Oups! Il paraît que mon chèque est arrivé une journée trop tard. Qu'à cela ne tienne. J'ai appelé l'institution financière en admettant mon erreur et en offrant de payer les frais d'intérêts pour les quelques jours de retard qui m'étaient imputables. Croyez-le ou non, mais le mois sui-vant, l'institution financière a refusé mon paiement! Elle a débité 60 $ du 1 145,42 $ et m'a accordé un crédit pour la différence sur ma carte de crédit. Une carte que je n'utilisais jamais. J'ai rappelé au moins à deux reprises avant de réussir à faire corriger la situation. J'étais cependant, vous comprendrez, très mécontent.

J'ai donc décidé de rompre ma relation contractuelle avec cette institution financière. Dès le mois de septembre, j'ai appelé et leur ai signifié mon intention. Il était impossible, paraît-il, de mettre fin à cette relation contractuelle sans retourner physiquement la carte de crédit. C'est ce que j'ai fait dès la fin du mois de septembre. En octobre, j'ai néanmoins reçu un état de compte qui comprenait les frais annuels d'une carte dont je ne me servais pas. J'ai rappelé. On m'a dit qu'on devait absolument avoir la carte en main.

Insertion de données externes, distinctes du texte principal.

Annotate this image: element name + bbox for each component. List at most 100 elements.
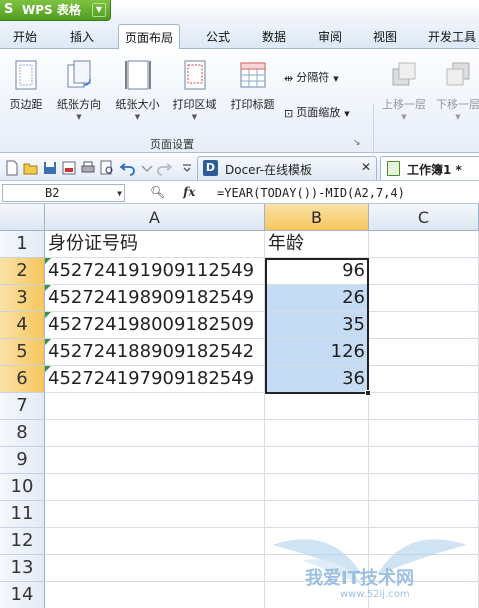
- cell-empty[interactable]: [369, 366, 479, 393]
- customize-toolbar-icon[interactable]: [179, 160, 195, 176]
- name-box[interactable]: B2 ▼: [2, 184, 125, 202]
- cell-id-number[interactable]: [45, 420, 265, 447]
- cell-id-number[interactable]: [45, 528, 265, 555]
- print-titles-button[interactable]: 打印标题: [225, 49, 280, 139]
- redo-icon[interactable]: [156, 160, 172, 176]
- cell-empty[interactable]: [369, 420, 479, 447]
- chevron-down-icon[interactable]: ▼: [117, 186, 122, 202]
- row-header[interactable]: 7: [0, 393, 45, 420]
- row-header[interactable]: 13: [0, 555, 45, 582]
- tab-view[interactable]: 视图: [373, 28, 397, 45]
- tab-insert[interactable]: 插入: [70, 28, 94, 45]
- page-orientation-icon: [67, 60, 91, 88]
- export-pdf-icon[interactable]: [61, 160, 77, 176]
- row-header[interactable]: 1: [0, 231, 45, 258]
- tab-page-layout[interactable]: 页面布局: [118, 24, 181, 50]
- bring-forward-button[interactable]: 上移一层 ▼: [378, 49, 430, 139]
- row-header[interactable]: 9: [0, 447, 45, 474]
- tab-review[interactable]: 审阅: [318, 28, 342, 45]
- cell-age[interactable]: [265, 393, 369, 420]
- cell-age[interactable]: [265, 447, 369, 474]
- error-indicator-icon: [45, 312, 51, 318]
- margins-button[interactable]: 页边距: [2, 49, 50, 139]
- column-header-b[interactable]: B: [265, 204, 369, 231]
- doc-tab-workbook[interactable]: 工作簿1 *: [380, 156, 479, 180]
- row-header[interactable]: 3: [0, 285, 45, 312]
- tab-formulas[interactable]: 公式: [206, 28, 230, 45]
- cell-id-number[interactable]: [45, 393, 265, 420]
- cell-id-number[interactable]: 452724198009182509: [45, 312, 265, 339]
- ribbon: 页边距 纸张方向 ▼ 纸张大小 ▼ 打印区域 ▼ 打印标题 ⇹ 分隔符 ▼ ⊡ 页面缩…: [0, 49, 479, 194]
- zoom-icon[interactable]: 🔍︎: [150, 185, 165, 199]
- cell-b1-header[interactable]: 年龄: [265, 231, 369, 258]
- row-header[interactable]: 11: [0, 501, 45, 528]
- dialog-launcher-icon[interactable]: ↘: [353, 138, 361, 148]
- print-icon[interactable]: [80, 160, 96, 176]
- cell-id-number[interactable]: 452724198909182549: [45, 285, 265, 312]
- cell-age[interactable]: 26: [265, 285, 369, 312]
- save-icon[interactable]: [42, 160, 58, 176]
- cell-age[interactable]: [265, 501, 369, 528]
- new-icon[interactable]: [4, 160, 20, 176]
- cell-empty[interactable]: [369, 312, 479, 339]
- cell-id-number[interactable]: [45, 474, 265, 501]
- cell-age[interactable]: 126: [265, 339, 369, 366]
- chevron-down-icon: ▼: [344, 110, 350, 118]
- cell-id-number[interactable]: [45, 447, 265, 474]
- select-all-corner[interactable]: [0, 204, 45, 231]
- cell-empty[interactable]: [369, 285, 479, 312]
- cell-id-number[interactable]: 452724191909112549: [45, 258, 265, 285]
- row-header[interactable]: 12: [0, 528, 45, 555]
- cell-empty[interactable]: [369, 501, 479, 528]
- watermark-url: www.52ij.com: [340, 589, 410, 600]
- cell-age[interactable]: [265, 420, 369, 447]
- paper-size-button[interactable]: 纸张大小 ▼: [110, 49, 165, 139]
- doc-tab-docer[interactable]: D Docer-在线模板 ✕: [197, 156, 377, 180]
- breaks-button[interactable]: ⇹ 分隔符 ▼: [284, 69, 339, 85]
- cell-empty[interactable]: [369, 339, 479, 366]
- cell-empty[interactable]: [369, 474, 479, 501]
- undo-icon[interactable]: [120, 160, 136, 176]
- send-backward-button[interactable]: 下移一层 ▼: [432, 49, 479, 139]
- print-titles-icon: [240, 62, 265, 88]
- chevron-down-icon[interactable]: ▼: [92, 3, 106, 17]
- wps-logo-icon: S: [4, 2, 14, 17]
- column-header-a[interactable]: A: [45, 204, 265, 231]
- print-preview-icon[interactable]: [99, 160, 115, 176]
- tab-start[interactable]: 开始: [13, 28, 37, 45]
- cell-age[interactable]: 36: [265, 366, 369, 393]
- page-zoom-button[interactable]: ⊡ 页面缩放 ▼: [284, 104, 350, 120]
- row-header[interactable]: 8: [0, 420, 45, 447]
- row-header[interactable]: 2: [0, 258, 45, 285]
- fill-handle[interactable]: [365, 390, 371, 396]
- cell-empty[interactable]: [369, 447, 479, 474]
- cell-id-number[interactable]: [45, 501, 265, 528]
- chevron-down-icon[interactable]: [139, 160, 155, 176]
- row-header[interactable]: 6: [0, 366, 45, 393]
- row-header[interactable]: 4: [0, 312, 45, 339]
- cell-age[interactable]: 96: [265, 258, 369, 285]
- cell-id-number[interactable]: 452724197909182549: [45, 366, 265, 393]
- cell-id-number[interactable]: [45, 582, 265, 608]
- cell-empty[interactable]: [369, 393, 479, 420]
- row-header[interactable]: 5: [0, 339, 45, 366]
- row-header[interactable]: 14: [0, 582, 45, 608]
- cell-id-number[interactable]: 452724188909182542: [45, 339, 265, 366]
- formula-input[interactable]: =YEAR(TODAY())-MID(A2,7,4): [217, 184, 405, 202]
- tab-data[interactable]: 数据: [262, 28, 286, 45]
- orientation-button[interactable]: 纸张方向 ▼: [50, 49, 108, 139]
- column-header-c[interactable]: C: [369, 204, 479, 231]
- cell-a1-header[interactable]: 身份证号码: [45, 231, 265, 258]
- cell-age[interactable]: 35: [265, 312, 369, 339]
- tab-developer[interactable]: 开发工具: [428, 28, 476, 45]
- print-area-button[interactable]: 打印区域 ▼: [167, 49, 222, 139]
- cell-empty[interactable]: [369, 231, 479, 258]
- cell-age[interactable]: [265, 474, 369, 501]
- close-icon[interactable]: ✕: [361, 160, 371, 174]
- row-header[interactable]: 10: [0, 474, 45, 501]
- open-icon[interactable]: [23, 160, 39, 176]
- wps-menu-button[interactable]: S WPS 表格 ▼: [0, 0, 111, 21]
- cell-empty[interactable]: [369, 258, 479, 285]
- fx-icon[interactable]: fx: [183, 185, 195, 199]
- cell-id-number[interactable]: [45, 555, 265, 582]
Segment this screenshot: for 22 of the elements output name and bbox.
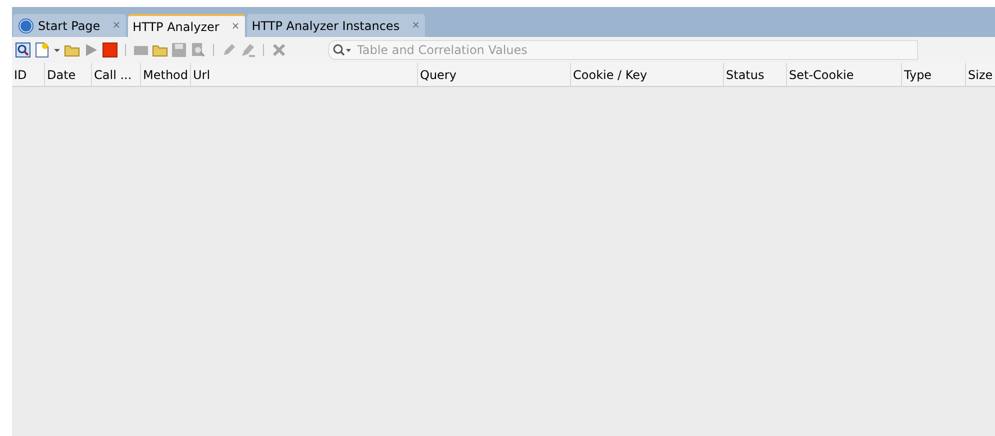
stop-icon[interactable] <box>102 42 118 58</box>
search-field[interactable]: Table and Correlation Values <box>328 40 918 60</box>
tab[interactable]: Start Page × <box>13 14 126 37</box>
toolbar-separator <box>213 44 214 56</box>
column-header[interactable]: Date <box>45 63 92 86</box>
column-header[interactable]: Call ... <box>92 63 141 86</box>
search-window-icon[interactable] <box>15 42 31 58</box>
column-header[interactable]: ID <box>12 63 45 86</box>
column-header[interactable]: Size <box>966 63 995 86</box>
column-header[interactable]: Status <box>724 63 787 86</box>
close-tab-button[interactable]: × <box>231 19 240 34</box>
column-header[interactable]: Set-Cookie <box>787 63 902 86</box>
tab[interactable]: HTTP Analyzer Instances × <box>246 14 425 37</box>
tab[interactable]: HTTP Analyzer × <box>128 14 245 37</box>
column-header[interactable]: Query <box>418 63 571 86</box>
new-document-icon[interactable] <box>34 42 50 58</box>
toolbar-separator <box>125 44 126 56</box>
column-header[interactable]: Type <box>902 63 966 86</box>
column-header[interactable]: Method <box>141 63 191 86</box>
column-header[interactable]: Url <box>191 63 418 86</box>
column-header[interactable]: Cookie / Key <box>571 63 724 86</box>
toolbar-separator <box>263 44 264 56</box>
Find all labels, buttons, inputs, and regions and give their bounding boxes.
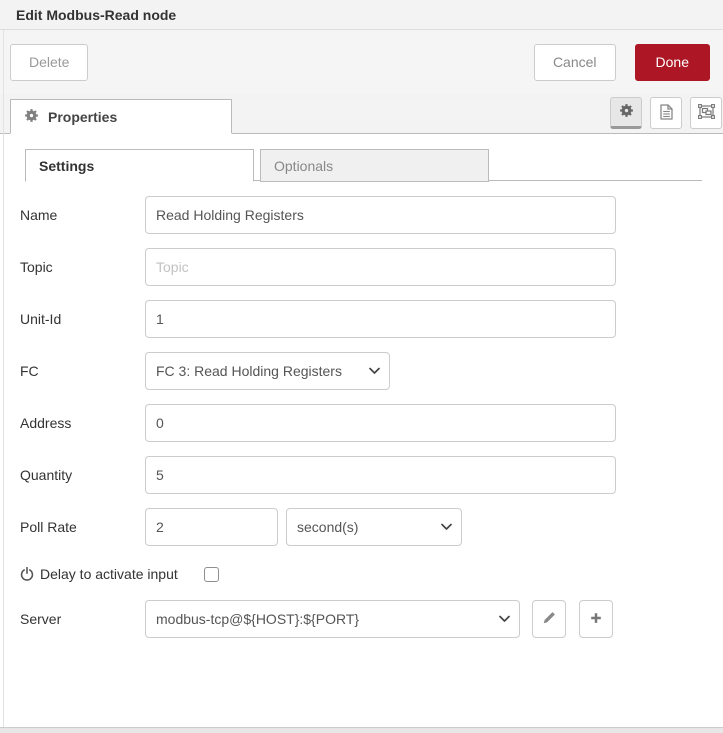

Le mois suivant, j'ai reçu un état de compte (pour les frais annuels) qui portait intérêt. J'étais fichtremement mécontent. J'ai rappelé et j'ai parlé à une téléphoniste qui a accepté de reprendre ma carte et de fermer mon compte par téléphone (tiens tiens, me suis-je dit, c'était maintenant possible). Début décembre, autre état de compte qui comportait les frais annuels plus les intérêts des intérêts du mois précédent. Vous pouvez imaginer mon état d'esprit. D'entrée de jeu, je dois m'excuser auprès de la téléphoniste qui a reçu mon appel... Je suis convaincu que ce moment n'a pas été très agréable pour elle. Ma patience avait atteint ses limites. D'abord, on refuse mon paiement afin de me faire payer des intérêts de 28 % et j'ai dû me battre pendant plus trois mois et effectuer une dizaine d'appels téléphoniques afin de mettre fin à ma relation contractuelle avec cette institution financière.

Dans sa publicité télévisée, cette institution financière affirme que ses clients peuvent s'attendre à plus qu'un prêt d'argent; ils peuvent s'attendre à de la... considération. M'est avis, et je le dis avec respect, qu'un geôlier a plus de considération pour les détenus dont il a la garde que cette institution financière à l'égard de ses clients! Peut-être vous demandez-vous pour quelle raison je ne nomme pas expressément ces institutions financières. Simplement parce que, qu'ils aient ou non des motifs, ces institutions financières (assurément l'une d'entre elles) poursuivent systématiquement les individus qui les critiquent publiquement. Il ne faut pas tuer la poule aux oeufs d'or!

La situation m'apparaît inacceptable et j'estime, comme le soulignait récemment le nouveau secrétaire d'État responsable des institutions financières, que « les taux d'intérêts des cartes de crédit sont ridiculement élevés », qu'il est grand temps de réglementer ce secteur d'activité. Que ce soit les taux d'intérêts ou les pratiques commerciales, qui me semblent de plus en plus sympathiques, il est grand temps de passer le balai afin de dépoussiérer l'environnement. L'indécence de ces pratiques commerciales apparaît d'autant plus lorsque l'on considère que les six grandes banques canadiennes ont fait des profits de plus de 10 milliards $ l'an dernier.

* L'auteur est avocat et docteur en droit constitutionnel.